It’s little secret why customers fed up with paying well over £80 per month to watch TV are switching to low-cost streaming sites. Yet, while analysts have trumpeted the threat these cord-cutters pose to pay-TV providers across the developed world, quarterly results at Sky (LSE: SKY) show little ill effect thus far. Certainly, customer churn in the UK increased from 10.1% to 10.7% year-on-year, but this is still below where it was in 2014.
Furthermore, Sky had little issue replacing these departing viewers as it added 177k new customers over the past three months. Critically, these new customers are paying for premium packages and the company’s profitable bundles as average revenue per UK user stayed level at £47. Sky rode these good numbers to revenue increases of 5% over the last nine months to £8.7bn. And, while it’s more expensive to replace customers than keep them, higher churn numbers didn’t stop operating margins from rising to 13.1%.

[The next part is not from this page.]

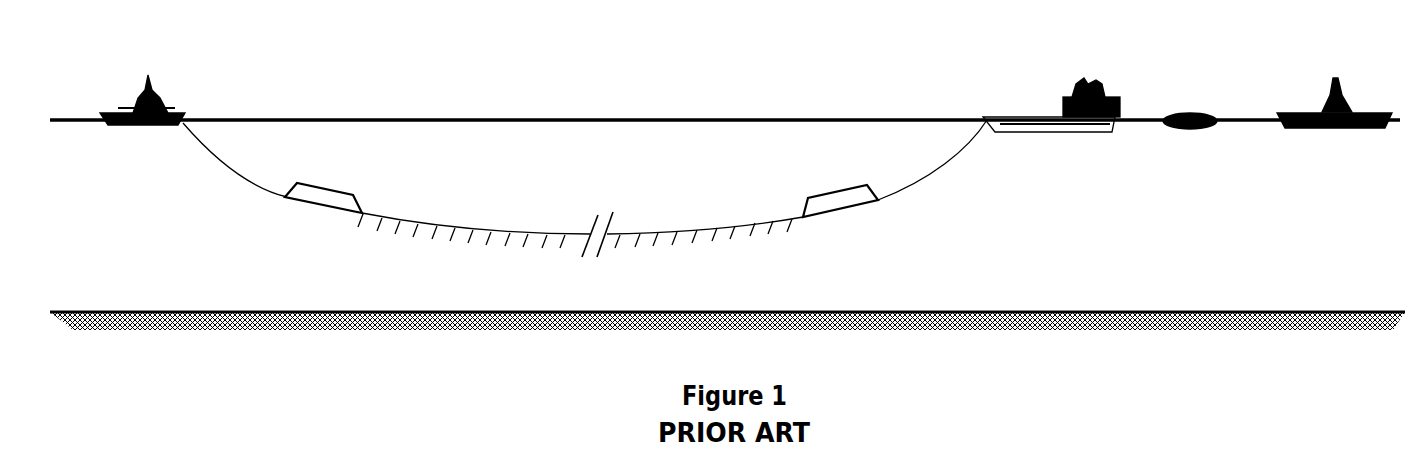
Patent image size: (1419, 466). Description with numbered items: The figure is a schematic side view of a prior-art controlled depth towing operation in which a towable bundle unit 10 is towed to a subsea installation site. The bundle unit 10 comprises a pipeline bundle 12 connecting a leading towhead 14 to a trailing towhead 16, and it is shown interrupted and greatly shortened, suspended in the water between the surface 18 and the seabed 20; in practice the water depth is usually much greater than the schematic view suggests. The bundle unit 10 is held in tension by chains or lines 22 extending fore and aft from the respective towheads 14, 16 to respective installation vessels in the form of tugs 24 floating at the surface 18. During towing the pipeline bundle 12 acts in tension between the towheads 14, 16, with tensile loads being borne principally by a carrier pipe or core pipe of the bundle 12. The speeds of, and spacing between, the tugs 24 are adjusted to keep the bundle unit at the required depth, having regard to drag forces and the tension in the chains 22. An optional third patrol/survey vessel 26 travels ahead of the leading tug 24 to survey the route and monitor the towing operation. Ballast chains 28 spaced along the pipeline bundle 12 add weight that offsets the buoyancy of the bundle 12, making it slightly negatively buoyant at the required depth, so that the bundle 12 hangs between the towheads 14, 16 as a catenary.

However, there are problems lurking for Sky behind these good numbers. Enticing customers to keep their expensive pay-TV packages has required spending billions on the rights for sports and high-quality scripted dramas. BT’s aggressive move into the pay-TV arena hasn’t helped by creating bidding wars for many of these sports rights, culminating in Sky spending £4.2bn to broadcast the Premier League until 2019. Paying for these rights means net debt is now up to £6.3bn, or three times EBITDA. While steady revenue streams mean servicing this debt shouldn’t be a problem, it does mean significant cash flow will be diverted to debt rather than dividends in the future. And, as a millennial who doesn’t know a single person my age willing to pay a king’s ransom for pay-TV, I believe cord-cutting will catch up with Sky eventually.
Thinking ahead
Cord-cutting won’t be to the benefit of ITV (LSE: ITV) either, but the creator of quality content has had little problem so far finding new avenues to sell its programmes. When new management took over several years ago, they set about quickly lessening dependence on terrestrial TV ads and invested heavily in creating higher quality shows. This has paid off as TV ads only accounted for 51% of revenue in 2015. The remainder of ITV’s revenue comes from distributing its own shows and small amounts from pay-TV and online offerings.
Revenue from these non-advert sources rose a full 34% last quarter and dragged total group revenue 14% higher, despite flat ad revenue. The downside to selling high-quality programmes overseas is that they’re quite expensive, especially as ITV has bought many of the small studios that have produced its hits. Despite this, operating margins were just shy of 20% in 2015.
Looking ahead, ITV should be well placed to survive the long transition away from traditional TV to online and delayed viewing as long as it continues to focus on creating high-quality content. However, investors interested in ITV’s low 12 times forward P/E and safely-covered 2.7% yielding dividend should remember two things: producing TV shows is a cyclical, hit-or-miss business and more than half of revenue still comes from traditional TV ads, which will be hurt as cord-cutting rates increase.